そうそう、もうこれ以上省けない、どシンプルで、無印に並んでたら納得、というか。

 

無印のコンセプトが「機能性を叶える無駄を省いたデザイン」であって、だからこそ飽きの来ないプロダクトが多かった訳だから。
このSTAND!も、縦型だから邪魔にならない、ティッシュを抜いても手前に倒れたりしない、という機能性を叶えて、あとは無駄を省きに省いて、この形に辿り着いた。究極のデザインになったと。


驚愕の構造
底蓋がないのに「落ちない」理由

 

- そういうことなんですね。

見た目じゃないんだけど、底面に裏蓋がないことに、さらに驚いたの。

- 空きっぱなしってことでしょうか。

なんかさ、普通は裏蓋みたいのがあって、しっかり閉じてる印象だと思うんだけど、

「あれ?蓋ないんだ、へぇ、でも持ち上げたらティッシュボックス落ちてきちゃうじゃん」と思ったら、5cmの幅のティッシュボックスに合わせて設計してあるから、箱を押し込むと、底の縁に「スコッ」とはまって、立てても落ちてこないんです。

- !!!

まじで??

-(笑)

 

ほんとにそんな温度よ。「これサコッて入ったら、落ちてこないって、まじかよ……」って。オトナなのに言葉が悪くてすいません。

-大丈夫です(笑)。

でもね、ほんとうにそういう気持ちだったの。信じられないという気持ちね。でね、その縁(ふち)が、この箱状に作られた構造のキモというか。この縁がないと、強度として持たない訳。

-ええ?製品としての強度ですか?

そう、この曲げた縁を溶接してくっつけてあるから、この箱状を維持できてるの。そうじゃないと、簡単に歪んじゃう。だから、この縁は「ティッシュボックスが落ちてこないため」でもあるけど、「構造的な役割」も果たしている縁なの。

-(笑)そんな縁なんですか?

(笑)そんな縁なんだよ。だからこれ以上ほんとうに省けない、これ以下?どっちかわからんけど、すごい究極じゃんよって。失敬、これ絶対製品化しないといけないプロダクトじゃないですか。となった訳なんです。
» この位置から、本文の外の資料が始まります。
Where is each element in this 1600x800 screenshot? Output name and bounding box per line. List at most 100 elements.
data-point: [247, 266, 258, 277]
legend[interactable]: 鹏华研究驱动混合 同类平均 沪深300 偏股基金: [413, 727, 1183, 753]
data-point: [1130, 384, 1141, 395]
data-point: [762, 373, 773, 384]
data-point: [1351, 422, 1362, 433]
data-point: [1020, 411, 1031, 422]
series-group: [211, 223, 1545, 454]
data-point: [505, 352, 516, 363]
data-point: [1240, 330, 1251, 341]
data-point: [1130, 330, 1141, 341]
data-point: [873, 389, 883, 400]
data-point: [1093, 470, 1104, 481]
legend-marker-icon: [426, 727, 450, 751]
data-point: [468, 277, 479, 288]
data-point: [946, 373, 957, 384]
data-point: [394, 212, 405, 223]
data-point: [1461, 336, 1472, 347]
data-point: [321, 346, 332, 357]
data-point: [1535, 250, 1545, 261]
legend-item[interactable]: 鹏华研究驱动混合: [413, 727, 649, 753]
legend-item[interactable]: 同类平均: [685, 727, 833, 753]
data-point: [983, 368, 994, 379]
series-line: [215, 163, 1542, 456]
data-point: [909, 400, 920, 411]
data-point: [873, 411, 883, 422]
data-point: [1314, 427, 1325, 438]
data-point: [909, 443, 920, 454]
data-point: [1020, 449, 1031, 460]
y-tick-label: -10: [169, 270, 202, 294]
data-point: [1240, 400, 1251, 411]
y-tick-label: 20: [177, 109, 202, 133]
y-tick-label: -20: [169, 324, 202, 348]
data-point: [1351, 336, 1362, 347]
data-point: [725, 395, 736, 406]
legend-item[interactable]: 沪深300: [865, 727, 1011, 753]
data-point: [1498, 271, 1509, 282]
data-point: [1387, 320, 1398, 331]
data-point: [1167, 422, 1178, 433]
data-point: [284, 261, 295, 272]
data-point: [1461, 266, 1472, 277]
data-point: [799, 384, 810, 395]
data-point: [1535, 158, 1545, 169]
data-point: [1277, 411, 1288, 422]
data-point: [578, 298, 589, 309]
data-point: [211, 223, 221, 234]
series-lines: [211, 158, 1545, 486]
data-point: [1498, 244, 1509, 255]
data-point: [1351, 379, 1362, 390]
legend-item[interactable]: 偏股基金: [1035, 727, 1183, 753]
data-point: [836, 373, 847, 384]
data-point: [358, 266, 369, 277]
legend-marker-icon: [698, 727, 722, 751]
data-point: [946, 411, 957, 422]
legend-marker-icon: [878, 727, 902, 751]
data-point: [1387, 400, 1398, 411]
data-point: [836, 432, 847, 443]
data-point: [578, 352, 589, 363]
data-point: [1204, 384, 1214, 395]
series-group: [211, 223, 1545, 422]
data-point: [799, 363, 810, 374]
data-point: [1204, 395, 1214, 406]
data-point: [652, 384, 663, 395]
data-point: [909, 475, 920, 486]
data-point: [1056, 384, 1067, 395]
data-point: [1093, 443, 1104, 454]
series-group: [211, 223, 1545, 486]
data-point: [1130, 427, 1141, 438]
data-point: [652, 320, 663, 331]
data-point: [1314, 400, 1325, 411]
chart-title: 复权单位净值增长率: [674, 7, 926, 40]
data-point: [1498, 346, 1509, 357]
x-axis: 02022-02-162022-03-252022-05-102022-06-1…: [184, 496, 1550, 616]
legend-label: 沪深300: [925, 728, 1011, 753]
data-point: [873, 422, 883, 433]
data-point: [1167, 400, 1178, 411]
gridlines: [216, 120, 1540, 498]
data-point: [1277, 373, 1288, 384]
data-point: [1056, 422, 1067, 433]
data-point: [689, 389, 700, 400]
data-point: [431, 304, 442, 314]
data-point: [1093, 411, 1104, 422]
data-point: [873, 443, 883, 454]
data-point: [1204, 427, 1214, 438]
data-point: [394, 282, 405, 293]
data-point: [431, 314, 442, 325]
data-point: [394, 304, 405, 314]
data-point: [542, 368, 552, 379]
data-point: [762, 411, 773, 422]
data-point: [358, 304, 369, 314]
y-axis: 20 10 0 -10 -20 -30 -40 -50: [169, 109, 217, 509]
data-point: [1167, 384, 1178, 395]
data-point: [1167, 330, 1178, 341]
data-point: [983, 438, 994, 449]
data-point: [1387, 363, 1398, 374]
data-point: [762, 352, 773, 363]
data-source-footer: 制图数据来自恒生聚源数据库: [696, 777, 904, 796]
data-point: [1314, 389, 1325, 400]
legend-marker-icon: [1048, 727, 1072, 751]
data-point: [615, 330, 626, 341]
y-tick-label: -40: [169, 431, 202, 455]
-そういうのを含めて考えたら、間違いなく究極のデザインなんですね。

はい。だからこの先何年経ったとて、このデザインは古くならないと言い切れますね。

- この先時代が変わって、デコラティブな製品が主流になったとしても、それは一時的な流行り。インテリアはアパレルと違って流行の入れ替わりが激しくないですし、STAND!はパイオニアであって、一つの「完成形」と言えるかもしれないですね。

この世にティッシュがある限りね(笑)。

- そこはなくならないと思います(笑)。ありがとうございました。また面白い話を聞かせてください。

こちらこそ。また色々話させてください。